(CN) – The 9th Circuit asked the California Supreme Court to weigh in on how a homeowner’s liability insurance policy should apply when her son, a little league coach, allegedly molested one of his player’s at her house.
In 2003, Scott Minkler sued Betty Schwartz and her son, David, claiming the coach sexually molested him for several years, starting in 1987. Minkler said Schwartz knew that her son had molested Minkler in her home, but did nothing.
David Schwartz submitted the claims to his mother’s insurer, Safeco, which refused to defend them based on the “intentional acts” exclusion in the policies. Because David was listed on the policy, Safeco said the alleged sexual assaults were not covered.
Minkler won a default judgment of more than $5 million against Betty.
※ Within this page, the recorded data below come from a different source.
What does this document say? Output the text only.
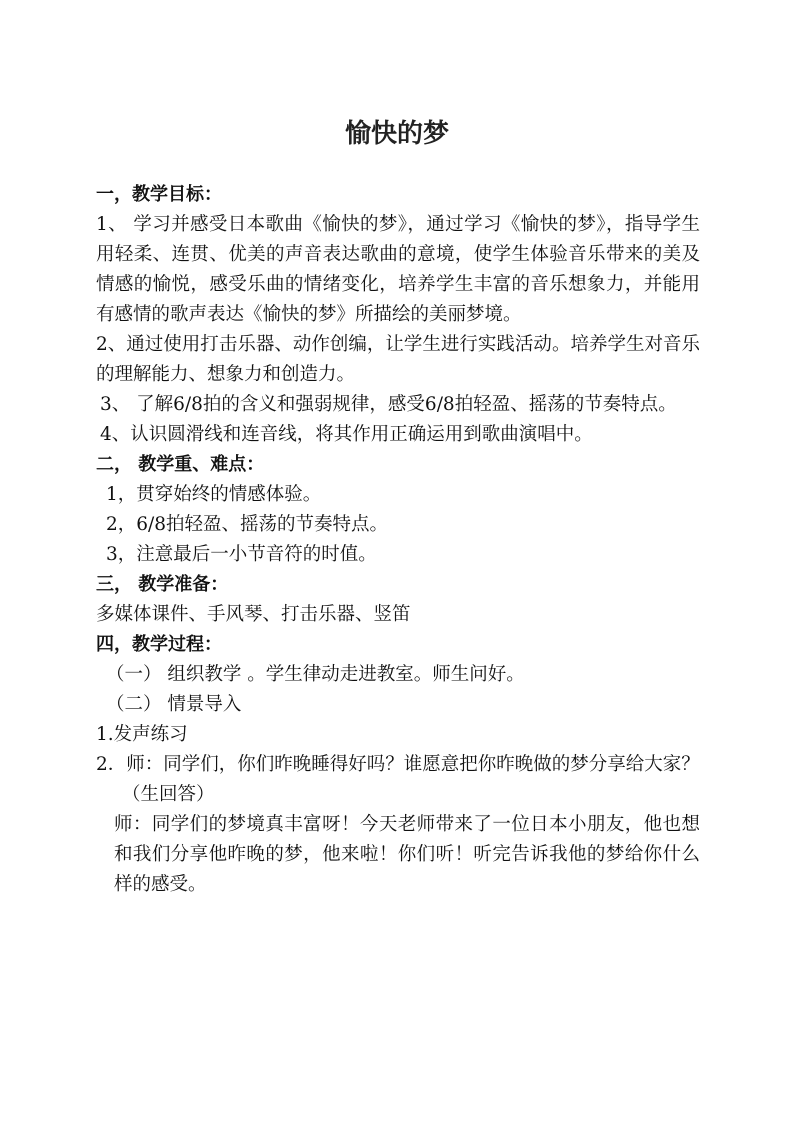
愉快的梦

一，教学目标：

1、 学习并感受日本歌曲《愉快的梦》，通过学习《愉快的梦》，指导学生用轻柔、连贯、优美的声音表达歌曲的意境，使学生体验音乐带来的美及情感的愉悦，感受乐曲的情绪变化，培养学生丰富的音乐想象力，并能用有感情的歌声表达《愉快的梦》所描绘的美丽梦境。

2、通过使用打击乐器、动作创编，让学生进行实践活动。培养学生对音乐的理解能力、想象力和创造力。

3、 了解6/8拍的含义和强弱规律，感受6/8拍轻盈、摇荡的节奏特点。

4、认识圆滑线和连音线，将其作用正确运用到歌曲演唱中。

二， 教学重、难点：

1，贯穿始终的情感体验。

2，6/8拍轻盈、摇荡的节奏特点。

3，注意最后一小节音符的时值。

三， 教学准备：

多媒体课件、手风琴、打击乐器、竖笛

四，教学过程：

（一） 组织教学 。学生律动走进教室。师生问好。

（二） 情景导入

1.发声练习

2．师：同学们，你们昨晚睡得好吗？谁愿意把你昨晚做的梦分享给大家？

（生回答）

师：同学们的梦境真丰富呀！今天老师带来了一位日本小朋友，他也想和我们分享他昨晚的梦，他来啦！你们听！听完告诉我他的梦给你什么样的感受。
He agreed not to execute the judgment in exchange for a transfer of her rights against Safeco.
The district court dismissed the case, and Minkler appealed.
The 9th Circuit certified the following question to the state Supreme Court:
“Where a contract of liability insurance covering multiple insureds contains a severability-of-interests clause in the ‘Conditions’ section of the policy, does an exclusion barring coverage for injuries arising out of the intentional acts of ‘an insured’ bar coverage for claims that one insured negligently failed to prevent the intentional acts of another insured?”
The court said the question is of “considerable importance” to insurance companies and anyone with a policy containing a severability provision.
“Because of the ubiquity of such clauses, the issue is a recurrent one and courts have reached different answers,” the federal appeals court explained.